The polls were part of the three-month consultation exercise, which ended in July last year and attracted 10,000 submissions. A report on the consultation exercise was released yesterday to the Legco panel on food safety and environmental hygiene.

'The report on opinion polls is rather disappointing. You said you commissioned people to do the polls. You should fire those pollsters,' said health services sector legislator Joseph Lee Kok-long, who is also assistant professor of nursing at Open University. 'As a teacher, with this kind of survey report I would fail the students. The methodology is very confusing.'

He also questioned how the government arrived at the option of regional slaughterhouses, which was not borne out by the opinion polls. 'Is it that the bureau has the regional slaughtering option in mind?' he said.

Wong Kwok-hing, of the Democratic Alliance for Betterment of Hong Kong, asked why the government ignored the plight of poultry workers facing a grim future. 'It is simply inhuman,' he said.

Liberal Party member Tommy Cheung Yu-yan, who represents the catering sector, criticised the absence of consultation with the catering industry.

The DAB's Wong Yung-kan, who represents agriculture and fisheries, attacked the government for counting housewives and shoppers who visited markets as members of the trade, thereby giving a skewed opinion. 'They are members of the public patronising the markets,' he said.

The Federation of Trade Union's Chan Yuen-han said the government should set out a timetable for the implementation of its preferred option, instead of letting the trade guess its intention.

Supporters of centralised slaughtering criticised the government for 'back-tracking' from previous plans.

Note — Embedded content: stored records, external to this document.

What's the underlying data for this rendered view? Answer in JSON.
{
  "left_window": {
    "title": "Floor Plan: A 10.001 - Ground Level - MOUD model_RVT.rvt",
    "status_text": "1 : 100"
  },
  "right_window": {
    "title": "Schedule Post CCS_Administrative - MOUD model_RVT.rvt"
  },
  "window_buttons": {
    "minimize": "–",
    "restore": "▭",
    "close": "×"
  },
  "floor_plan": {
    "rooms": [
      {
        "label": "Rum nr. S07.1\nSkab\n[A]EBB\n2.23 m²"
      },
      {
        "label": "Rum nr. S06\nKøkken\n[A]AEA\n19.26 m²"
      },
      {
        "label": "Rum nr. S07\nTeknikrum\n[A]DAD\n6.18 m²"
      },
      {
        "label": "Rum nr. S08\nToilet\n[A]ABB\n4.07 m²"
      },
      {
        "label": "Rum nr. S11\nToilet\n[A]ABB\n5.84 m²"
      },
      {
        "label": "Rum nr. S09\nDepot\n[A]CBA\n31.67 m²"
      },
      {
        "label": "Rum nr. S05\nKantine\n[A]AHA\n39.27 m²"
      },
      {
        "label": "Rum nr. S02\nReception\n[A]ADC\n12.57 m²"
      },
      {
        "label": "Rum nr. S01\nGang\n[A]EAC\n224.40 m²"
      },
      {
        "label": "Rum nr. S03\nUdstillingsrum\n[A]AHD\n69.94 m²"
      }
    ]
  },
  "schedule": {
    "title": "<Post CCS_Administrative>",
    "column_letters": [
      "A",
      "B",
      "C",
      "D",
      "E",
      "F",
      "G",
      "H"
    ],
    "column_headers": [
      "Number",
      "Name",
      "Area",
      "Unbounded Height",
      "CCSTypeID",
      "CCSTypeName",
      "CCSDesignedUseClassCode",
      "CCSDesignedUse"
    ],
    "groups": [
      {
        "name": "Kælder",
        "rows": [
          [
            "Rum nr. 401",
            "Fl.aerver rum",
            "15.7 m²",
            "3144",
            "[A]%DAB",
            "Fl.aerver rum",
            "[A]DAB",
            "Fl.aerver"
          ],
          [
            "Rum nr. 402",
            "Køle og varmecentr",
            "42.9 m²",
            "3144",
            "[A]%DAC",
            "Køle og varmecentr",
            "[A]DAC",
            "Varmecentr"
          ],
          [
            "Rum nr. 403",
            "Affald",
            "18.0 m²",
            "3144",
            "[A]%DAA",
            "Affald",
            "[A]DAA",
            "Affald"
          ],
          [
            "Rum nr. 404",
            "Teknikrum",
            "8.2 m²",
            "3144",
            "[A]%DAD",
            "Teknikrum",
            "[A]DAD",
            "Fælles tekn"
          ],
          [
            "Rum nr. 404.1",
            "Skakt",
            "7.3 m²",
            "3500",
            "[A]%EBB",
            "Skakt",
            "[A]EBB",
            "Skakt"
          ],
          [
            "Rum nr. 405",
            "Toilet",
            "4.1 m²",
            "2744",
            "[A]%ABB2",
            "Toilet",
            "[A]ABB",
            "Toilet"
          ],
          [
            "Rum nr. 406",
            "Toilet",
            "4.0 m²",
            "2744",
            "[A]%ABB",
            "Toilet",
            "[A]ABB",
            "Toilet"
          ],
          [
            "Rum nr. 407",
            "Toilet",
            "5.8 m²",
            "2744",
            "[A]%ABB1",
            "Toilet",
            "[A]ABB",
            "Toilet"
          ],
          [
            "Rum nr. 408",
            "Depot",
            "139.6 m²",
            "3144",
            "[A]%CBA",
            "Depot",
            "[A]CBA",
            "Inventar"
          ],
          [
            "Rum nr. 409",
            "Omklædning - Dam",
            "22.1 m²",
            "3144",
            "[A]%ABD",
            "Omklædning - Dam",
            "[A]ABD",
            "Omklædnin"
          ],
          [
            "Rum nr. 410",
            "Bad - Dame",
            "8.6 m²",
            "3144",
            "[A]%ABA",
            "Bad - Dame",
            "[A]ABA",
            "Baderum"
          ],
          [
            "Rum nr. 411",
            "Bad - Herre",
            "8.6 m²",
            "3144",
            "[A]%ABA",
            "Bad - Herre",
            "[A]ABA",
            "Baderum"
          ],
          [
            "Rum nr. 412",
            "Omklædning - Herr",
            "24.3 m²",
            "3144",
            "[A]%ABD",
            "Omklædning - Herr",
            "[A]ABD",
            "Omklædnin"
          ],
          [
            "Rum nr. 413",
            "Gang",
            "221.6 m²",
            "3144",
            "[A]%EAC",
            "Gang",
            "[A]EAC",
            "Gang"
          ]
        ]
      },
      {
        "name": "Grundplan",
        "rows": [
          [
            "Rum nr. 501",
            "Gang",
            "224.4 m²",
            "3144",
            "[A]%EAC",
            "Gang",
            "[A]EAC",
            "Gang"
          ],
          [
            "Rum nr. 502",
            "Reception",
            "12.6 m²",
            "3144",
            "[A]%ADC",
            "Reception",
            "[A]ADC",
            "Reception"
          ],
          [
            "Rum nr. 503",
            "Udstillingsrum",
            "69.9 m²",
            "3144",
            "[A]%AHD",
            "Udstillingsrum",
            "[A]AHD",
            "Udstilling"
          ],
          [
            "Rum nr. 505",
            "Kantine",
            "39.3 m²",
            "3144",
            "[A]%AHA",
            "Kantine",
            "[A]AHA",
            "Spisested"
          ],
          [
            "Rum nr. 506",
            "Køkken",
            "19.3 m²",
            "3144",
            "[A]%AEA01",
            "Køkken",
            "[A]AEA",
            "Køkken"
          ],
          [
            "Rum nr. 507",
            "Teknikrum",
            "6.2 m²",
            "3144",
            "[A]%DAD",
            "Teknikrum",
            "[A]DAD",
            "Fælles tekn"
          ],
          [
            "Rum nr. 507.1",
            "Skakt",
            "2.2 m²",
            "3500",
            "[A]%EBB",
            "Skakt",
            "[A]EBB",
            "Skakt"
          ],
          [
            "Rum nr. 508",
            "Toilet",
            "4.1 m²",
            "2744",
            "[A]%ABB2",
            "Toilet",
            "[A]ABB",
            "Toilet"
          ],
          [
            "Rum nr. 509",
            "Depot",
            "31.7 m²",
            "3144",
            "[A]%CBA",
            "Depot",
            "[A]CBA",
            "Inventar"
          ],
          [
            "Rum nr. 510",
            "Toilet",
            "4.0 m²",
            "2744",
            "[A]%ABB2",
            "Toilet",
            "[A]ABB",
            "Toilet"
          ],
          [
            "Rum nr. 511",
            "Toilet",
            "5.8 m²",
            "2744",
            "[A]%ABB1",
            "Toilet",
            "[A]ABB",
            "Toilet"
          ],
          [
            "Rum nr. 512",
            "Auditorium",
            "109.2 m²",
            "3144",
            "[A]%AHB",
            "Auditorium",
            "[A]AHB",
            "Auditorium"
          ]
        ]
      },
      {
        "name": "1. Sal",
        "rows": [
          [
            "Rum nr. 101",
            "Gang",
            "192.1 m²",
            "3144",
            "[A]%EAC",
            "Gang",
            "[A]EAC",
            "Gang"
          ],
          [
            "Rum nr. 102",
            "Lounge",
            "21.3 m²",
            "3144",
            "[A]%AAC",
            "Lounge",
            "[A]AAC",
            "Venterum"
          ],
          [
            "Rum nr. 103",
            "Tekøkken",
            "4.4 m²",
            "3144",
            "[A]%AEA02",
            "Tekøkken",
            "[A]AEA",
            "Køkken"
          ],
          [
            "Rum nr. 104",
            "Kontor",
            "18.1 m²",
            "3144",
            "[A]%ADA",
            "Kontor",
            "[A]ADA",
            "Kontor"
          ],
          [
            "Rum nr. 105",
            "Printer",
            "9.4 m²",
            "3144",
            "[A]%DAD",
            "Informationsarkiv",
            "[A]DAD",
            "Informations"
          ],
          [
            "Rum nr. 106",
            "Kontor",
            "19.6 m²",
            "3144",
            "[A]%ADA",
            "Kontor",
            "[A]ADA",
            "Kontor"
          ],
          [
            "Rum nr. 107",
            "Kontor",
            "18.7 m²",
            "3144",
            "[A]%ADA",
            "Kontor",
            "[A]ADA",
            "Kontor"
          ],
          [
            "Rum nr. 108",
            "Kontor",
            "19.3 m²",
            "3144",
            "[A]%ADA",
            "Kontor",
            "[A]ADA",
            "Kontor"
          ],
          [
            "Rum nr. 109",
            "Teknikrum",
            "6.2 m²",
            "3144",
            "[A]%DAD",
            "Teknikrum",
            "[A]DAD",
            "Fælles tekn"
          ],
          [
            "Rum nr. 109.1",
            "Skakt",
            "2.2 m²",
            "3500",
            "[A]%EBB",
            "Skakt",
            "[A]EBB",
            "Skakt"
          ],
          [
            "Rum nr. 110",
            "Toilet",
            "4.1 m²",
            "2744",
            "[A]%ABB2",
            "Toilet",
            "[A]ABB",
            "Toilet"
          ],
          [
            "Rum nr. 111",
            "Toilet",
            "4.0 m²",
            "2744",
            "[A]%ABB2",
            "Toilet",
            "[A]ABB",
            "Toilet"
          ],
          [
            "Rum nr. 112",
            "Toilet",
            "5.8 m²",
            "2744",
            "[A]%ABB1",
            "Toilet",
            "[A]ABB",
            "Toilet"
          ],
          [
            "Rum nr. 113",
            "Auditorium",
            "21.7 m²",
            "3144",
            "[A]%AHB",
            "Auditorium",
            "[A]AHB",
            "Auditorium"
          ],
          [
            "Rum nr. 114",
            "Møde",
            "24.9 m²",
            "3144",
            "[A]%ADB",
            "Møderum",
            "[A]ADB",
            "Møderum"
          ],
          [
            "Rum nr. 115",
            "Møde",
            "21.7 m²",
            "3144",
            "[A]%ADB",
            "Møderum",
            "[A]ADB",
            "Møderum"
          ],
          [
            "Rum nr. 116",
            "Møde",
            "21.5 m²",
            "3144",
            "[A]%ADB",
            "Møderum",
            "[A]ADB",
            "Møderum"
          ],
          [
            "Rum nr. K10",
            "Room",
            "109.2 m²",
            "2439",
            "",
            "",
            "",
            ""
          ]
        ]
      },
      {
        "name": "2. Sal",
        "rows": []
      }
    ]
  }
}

Medical sector legislator Kwok Ka-ki said: 'Bird flu has affected Hong Kong. Bird flu is very powerful. If there is bird flu, Hong Kong's economy will be affected.'

Deputy Secretary for Health, Welfare and Food Eddy Chan Yuk-tak said: 'We hope to make a policy decision as soon as possible.'

He said a pilot regional slaughter hub was being prepared at the Food Produce Market in Western, which has been vacant since central slaughtering of ducks and geese began after a bird flu outbreak. Out of 814 poultry stalls, 220 had applied to surrender their licences.